In the 19th and early 20th century, it is not too much to say that a despotic, terrorist faction held considerable sway in our national government, and was the law in many state governments. This faction—the Democratic Party's "Solid South"—did not rule simply be withholding the franchise from blacks, but from whites also.
From Ira Katznelson's indispensable history of the New Deal, Fear Itself:
... in 1890, the planter-dominated Democratic Party ... convened a constitutional convention that established a literacy test and a four-dollar poll tax payable during the the course of the two years before the election. These measures not only eliminated black voting but radically reduced the white electorate as well ...
Across the country as a whole, nearly 60 percent of eligible persons voted in the 1940 presidential election. In the South, no state reached a 50 percent level. In Alabama, Georgia, Mississippi and South Carolina turnout rates were were at or below 20 percent.
Midterm congressional elections attracted even fewer voters. In 1938, Mississippi had a population of 2,138, 796, of whom 49 percent were African-American, yet all seven of its Democrats in the house ... ran unopposed that year .... In all voters in Mississippi cast 35,439 votes .... In California, by contrast, no member of the House from any of its twenty districts, each contested, received fewer than 52,516 votes.
And what happened when African-Americans rose up in the early 20th century and attempted to overthrow a regime which reigned through undemocratic state-endorsed, state-sponsored, terrorism?
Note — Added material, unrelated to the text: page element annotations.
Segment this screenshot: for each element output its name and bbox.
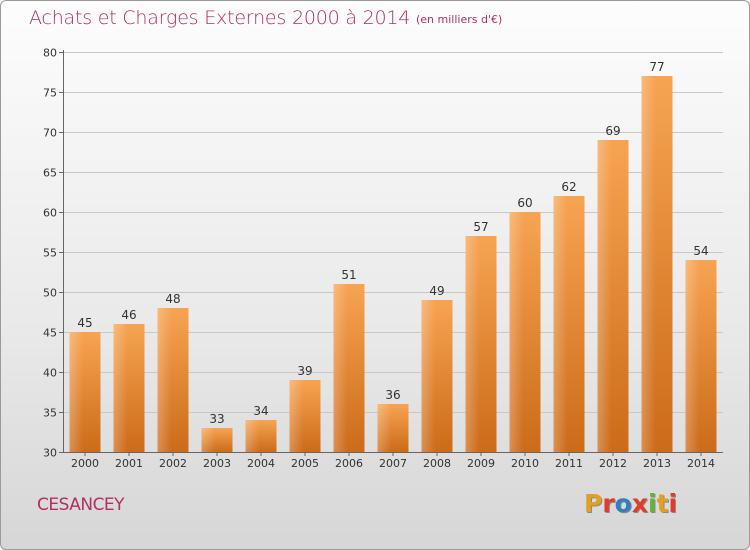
- data-label: 62: [561, 180, 576, 194]
- bar-highlight: [421, 300, 436, 452]
- bar-highlight: [509, 212, 524, 452]
- x-tick-label: 2009: [467, 457, 495, 470]
- y-tick-label: 35: [43, 407, 57, 420]
- y-tick-label: 50: [43, 287, 57, 300]
- chart-title: Achats et Charges Externes 2000 à 2014: [29, 7, 411, 29]
- brand-logo: Proxiti: [584, 489, 677, 518]
- bar-highlight: [245, 420, 260, 452]
- y-tick-label: 80: [43, 47, 57, 60]
- x-tick-label: 2000: [71, 457, 99, 470]
- data-label: 54: [693, 244, 708, 258]
- x-tick-label: 2004: [247, 457, 275, 470]
- data-label: 77: [649, 60, 664, 74]
- y-tick-label: 75: [43, 87, 57, 100]
- brand-letter: o: [614, 489, 632, 518]
- x-tick-label: 2005: [291, 457, 319, 470]
- x-tick-label: 2014: [687, 457, 715, 470]
- y-tick-label: 60: [43, 207, 57, 220]
- bar-highlight: [157, 308, 172, 452]
- bar-highlight: [553, 196, 568, 452]
- x-tick-label: 2007: [379, 457, 407, 470]
- bar-highlight: [69, 332, 84, 452]
- bar-highlight: [377, 404, 392, 452]
- data-labels: 45 46 48 33 34 39 51 36 49 57 60 62 69 77 54: [77, 60, 708, 426]
- y-tick-label: 70: [43, 127, 57, 140]
- x-tick-label: 2006: [335, 457, 363, 470]
- bar-highlight: [289, 380, 304, 452]
- y-tick-label: 45: [43, 327, 57, 340]
- x-tick-label: 2010: [511, 457, 539, 470]
- brand-letter: i: [668, 489, 678, 518]
- data-label: 60: [517, 196, 532, 210]
- brand-letter: x: [631, 489, 648, 518]
- bar-highlight: [465, 236, 480, 452]
- y-tick-label: 30: [43, 447, 57, 460]
- data-label: 57: [473, 220, 488, 234]
- data-label: 48: [165, 292, 180, 306]
- y-tick-label: 40: [43, 367, 57, 380]
- bar-highlight: [597, 140, 612, 452]
- bar-highlight: [333, 284, 348, 452]
- x-tick-label: 2013: [643, 457, 671, 470]
- y-tick-label: 65: [43, 167, 57, 180]
- brand-letter: i: [648, 489, 657, 518]
- bar-highlight: [685, 260, 700, 452]
- data-label: 33: [209, 412, 224, 426]
- data-label: 36: [385, 388, 400, 402]
- bars: [69, 76, 717, 452]
- bar-highlight: [641, 76, 656, 452]
- data-label: 46: [121, 308, 136, 322]
- x-tick-label: 2008: [423, 457, 451, 470]
- x-tick-label: 2003: [203, 457, 231, 470]
- data-label: 45: [77, 316, 92, 330]
- x-tick-label: 2002: [159, 457, 187, 470]
- bar-highlight: [201, 428, 216, 452]
- brand-letter: t: [656, 489, 669, 518]
- x-tick-label: 2001: [115, 457, 143, 470]
- axes: 30 35 40 45 50 55 60 65 70 75 80 2000 2001 2002 2003 20…: [43, 47, 723, 470]
- brand-letter: r: [602, 489, 615, 518]
- x-tick-label: 2012: [599, 457, 627, 470]
- brand-letter: P: [584, 489, 603, 518]
- data-label: 39: [297, 364, 312, 378]
- place-name: CESANCEY: [37, 495, 125, 515]
- chart-unit: (en milliers d'€): [416, 13, 503, 26]
- data-label: 49: [429, 284, 444, 298]
- y-tick-label: 55: [43, 247, 57, 260]
- bar-highlight: [113, 324, 128, 452]
- data-label: 69: [605, 124, 620, 138]
- x-tick-label: 2011: [555, 457, 583, 470]
- data-label: 34: [253, 404, 268, 418]
- data-label: 51: [341, 268, 356, 282]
Why, there was a filibuster, of course:
The Senate today ended the thirty-day Southern filibuster against the Wagner-Van Nuys Anti-Lynching Bill by voting, 58 to 22, to lay it aside to take up the $250,000,000 emergency relief resolutions, on which a final vote is pending.
The filibuster had blocked the Senate throughout the present session on all business except adoption of the Farm and Housing Bill reports.
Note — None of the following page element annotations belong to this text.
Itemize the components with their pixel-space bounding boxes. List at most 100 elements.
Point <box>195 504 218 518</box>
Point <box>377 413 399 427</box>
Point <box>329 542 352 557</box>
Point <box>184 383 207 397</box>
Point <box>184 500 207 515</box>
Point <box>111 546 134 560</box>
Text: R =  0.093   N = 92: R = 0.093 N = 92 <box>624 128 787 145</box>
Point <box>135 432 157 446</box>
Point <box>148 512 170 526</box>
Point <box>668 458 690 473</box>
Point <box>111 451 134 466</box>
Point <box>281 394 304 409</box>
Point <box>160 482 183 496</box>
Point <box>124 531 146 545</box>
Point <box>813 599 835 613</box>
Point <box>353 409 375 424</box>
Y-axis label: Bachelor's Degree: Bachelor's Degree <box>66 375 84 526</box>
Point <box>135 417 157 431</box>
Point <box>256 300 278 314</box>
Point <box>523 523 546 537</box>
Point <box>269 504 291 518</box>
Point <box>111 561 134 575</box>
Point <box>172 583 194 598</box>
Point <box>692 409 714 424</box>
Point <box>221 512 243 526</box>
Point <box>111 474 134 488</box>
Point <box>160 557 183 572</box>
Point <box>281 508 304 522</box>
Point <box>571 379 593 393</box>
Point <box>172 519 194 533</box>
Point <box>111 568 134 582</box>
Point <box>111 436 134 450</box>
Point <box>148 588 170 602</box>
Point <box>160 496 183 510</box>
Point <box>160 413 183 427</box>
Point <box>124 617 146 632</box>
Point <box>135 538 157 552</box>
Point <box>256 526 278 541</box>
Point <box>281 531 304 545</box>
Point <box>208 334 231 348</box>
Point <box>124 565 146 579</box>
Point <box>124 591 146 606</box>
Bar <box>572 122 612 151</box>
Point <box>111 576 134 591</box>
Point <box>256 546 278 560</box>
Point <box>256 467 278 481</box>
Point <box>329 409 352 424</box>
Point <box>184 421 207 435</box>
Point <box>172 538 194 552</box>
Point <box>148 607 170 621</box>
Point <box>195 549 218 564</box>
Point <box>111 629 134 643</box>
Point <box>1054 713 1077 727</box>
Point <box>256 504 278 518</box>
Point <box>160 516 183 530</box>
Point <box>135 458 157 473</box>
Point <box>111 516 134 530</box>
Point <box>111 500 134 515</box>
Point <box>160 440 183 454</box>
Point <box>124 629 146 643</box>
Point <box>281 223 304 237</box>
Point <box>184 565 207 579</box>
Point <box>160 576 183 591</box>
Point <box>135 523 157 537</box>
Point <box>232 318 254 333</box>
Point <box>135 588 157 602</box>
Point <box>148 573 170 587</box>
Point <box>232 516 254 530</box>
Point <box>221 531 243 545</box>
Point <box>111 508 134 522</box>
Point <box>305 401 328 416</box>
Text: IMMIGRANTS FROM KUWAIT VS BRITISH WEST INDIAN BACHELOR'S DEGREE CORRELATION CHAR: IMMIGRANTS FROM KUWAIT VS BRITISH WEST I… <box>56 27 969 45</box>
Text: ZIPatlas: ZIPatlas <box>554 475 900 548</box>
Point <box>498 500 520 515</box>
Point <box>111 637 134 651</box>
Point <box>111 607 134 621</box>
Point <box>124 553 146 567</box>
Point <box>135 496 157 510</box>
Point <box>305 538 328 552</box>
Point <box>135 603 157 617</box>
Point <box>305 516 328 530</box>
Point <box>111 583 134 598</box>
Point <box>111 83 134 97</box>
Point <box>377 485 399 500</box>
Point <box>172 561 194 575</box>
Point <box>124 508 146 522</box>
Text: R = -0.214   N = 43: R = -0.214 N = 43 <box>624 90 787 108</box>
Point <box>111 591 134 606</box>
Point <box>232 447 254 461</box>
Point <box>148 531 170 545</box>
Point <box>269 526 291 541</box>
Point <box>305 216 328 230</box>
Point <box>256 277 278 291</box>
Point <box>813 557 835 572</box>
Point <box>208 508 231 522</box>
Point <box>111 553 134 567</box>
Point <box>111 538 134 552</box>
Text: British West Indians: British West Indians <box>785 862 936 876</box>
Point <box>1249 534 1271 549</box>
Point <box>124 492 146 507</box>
The vote came after nearly two hours of vigorous debate, in which Senator Wagner warned that the fight was not over. It was a ``strange'' situation, he said, in which, with seventy or more Senators assertedly in favor of the legislation, the necessary two-thirds vote could not be obtained to invoke closure.
There's nothing "centrist" about this, unless you by "centrist" you mean a skepticism of people voting, paired with an ignorance of history. It's true that we should be suspicious of other mythologies—such as the idea that "the people" are always the font of all things good. As Lemieux points out, democracy can't devolve into straight majority rule.
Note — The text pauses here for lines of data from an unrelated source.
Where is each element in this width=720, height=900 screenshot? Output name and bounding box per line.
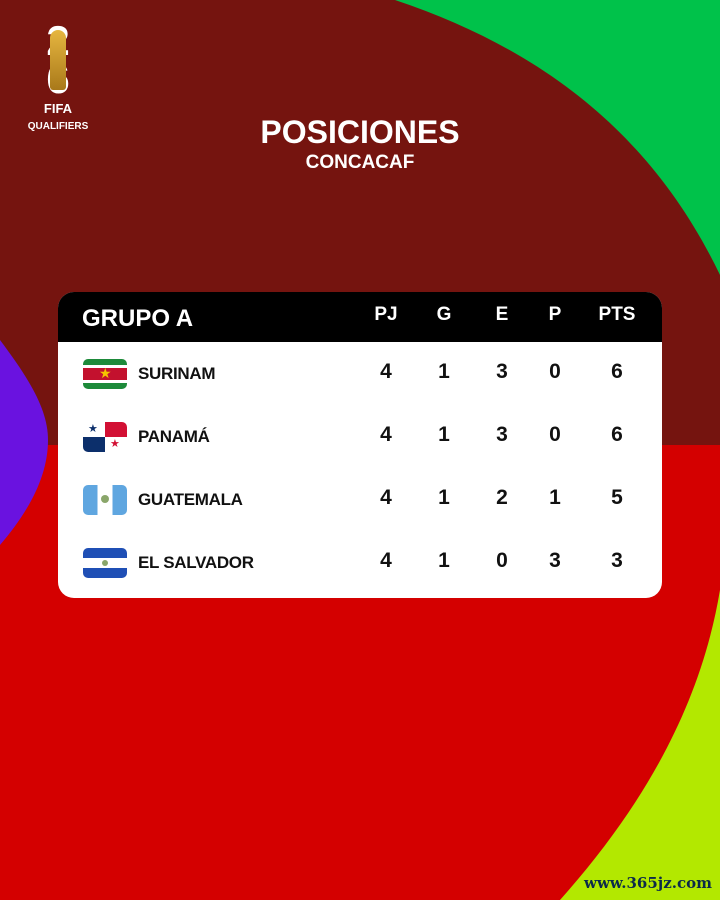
el-salvador-flag-icon [83, 548, 127, 578]
watermark: www.365jz.com [584, 874, 712, 892]
pts-value: 6 [611, 360, 623, 383]
table-row: GUATEMALA 4 1 2 1 5 [58, 468, 662, 531]
team-name: GUATEMALA [138, 490, 243, 509]
pj-value: 4 [380, 423, 392, 446]
trophy-icon [50, 30, 66, 90]
group-title: GRUPO A [82, 305, 194, 332]
pj-value: 4 [380, 360, 392, 383]
pj-value: 4 [380, 486, 392, 509]
p-value: 0 [549, 360, 561, 383]
g-value: 1 [438, 486, 450, 509]
col-p: P [548, 304, 562, 325]
col-g: G [436, 304, 452, 325]
table-row: ★ SURINAM 4 1 3 0 6 [58, 342, 662, 405]
e-value: 0 [496, 549, 508, 572]
table-header: GRUPO A PJ G E P PTS [58, 292, 662, 342]
table-row: EL SALVADOR 4 1 0 3 3 [58, 531, 662, 594]
panama-flag-icon: ★ ★ [83, 422, 127, 452]
g-value: 1 [438, 423, 450, 446]
e-value: 3 [496, 423, 508, 446]
pts-value: 5 [611, 486, 623, 509]
col-pj: PJ [374, 304, 398, 325]
page-subtitle: CONCACAF [305, 152, 415, 173]
suriname-flag-icon: ★ [83, 359, 127, 389]
team-name: PANAMÁ [138, 427, 210, 446]
standings-table: GRUPO A PJ G E P PTS ★ SURINAM 4 1 3 0 6… [58, 292, 662, 598]
col-pts: PTS [598, 304, 636, 325]
g-value: 1 [438, 549, 450, 572]
logo-fifa: FIFA [43, 101, 73, 116]
g-value: 1 [438, 360, 450, 383]
p-value: 3 [549, 549, 561, 572]
p-value: 0 [549, 423, 561, 446]
e-value: 2 [496, 486, 508, 509]
table-row: ★ ★ PANAMÁ 4 1 3 0 6 [58, 405, 662, 468]
team-name: EL SALVADOR [138, 553, 254, 572]
logo-qualifiers: QUALIFIERS [27, 121, 89, 132]
page-title: POSICIONES [260, 114, 460, 150]
pts-value: 3 [611, 549, 623, 572]
pj-value: 4 [380, 549, 392, 572]
team-name: SURINAM [138, 364, 216, 383]
pts-value: 6 [611, 423, 623, 446]
guatemala-flag-icon [83, 485, 127, 515]
p-value: 1 [549, 486, 561, 509]
col-e: E [495, 304, 509, 325]
fifa-qualifiers-logo: 26 FIFA QUALIFIERS [22, 20, 94, 140]
e-value: 3 [496, 360, 508, 383]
But even that skepticism deserves some context. During Reconstruction, Northern reformers opposed giving women the vote because, they argued, Southern women would simply put in power the same old unreconstructed Confederates. But that happened anyway—John B. Gordon, Alexander Stephens, Wade Hampton, Tillman, and a wave of avowed white supremacists dominated Southern politics for a century. Keeping women disenfranchised saved no one. We chose dishonor over war, to paraphrase Churchill, and got both.
One wonders what a democratic South—with all women and all men enfranchised—would have looked like. We didn't get to see that until the late 1960s when America finally became a democracy in more that just name. And even now people are working to roll back democracy, to reserve voting rights for those who hold guns, and withhold them from those who hold books. The filibuster will not save us from this.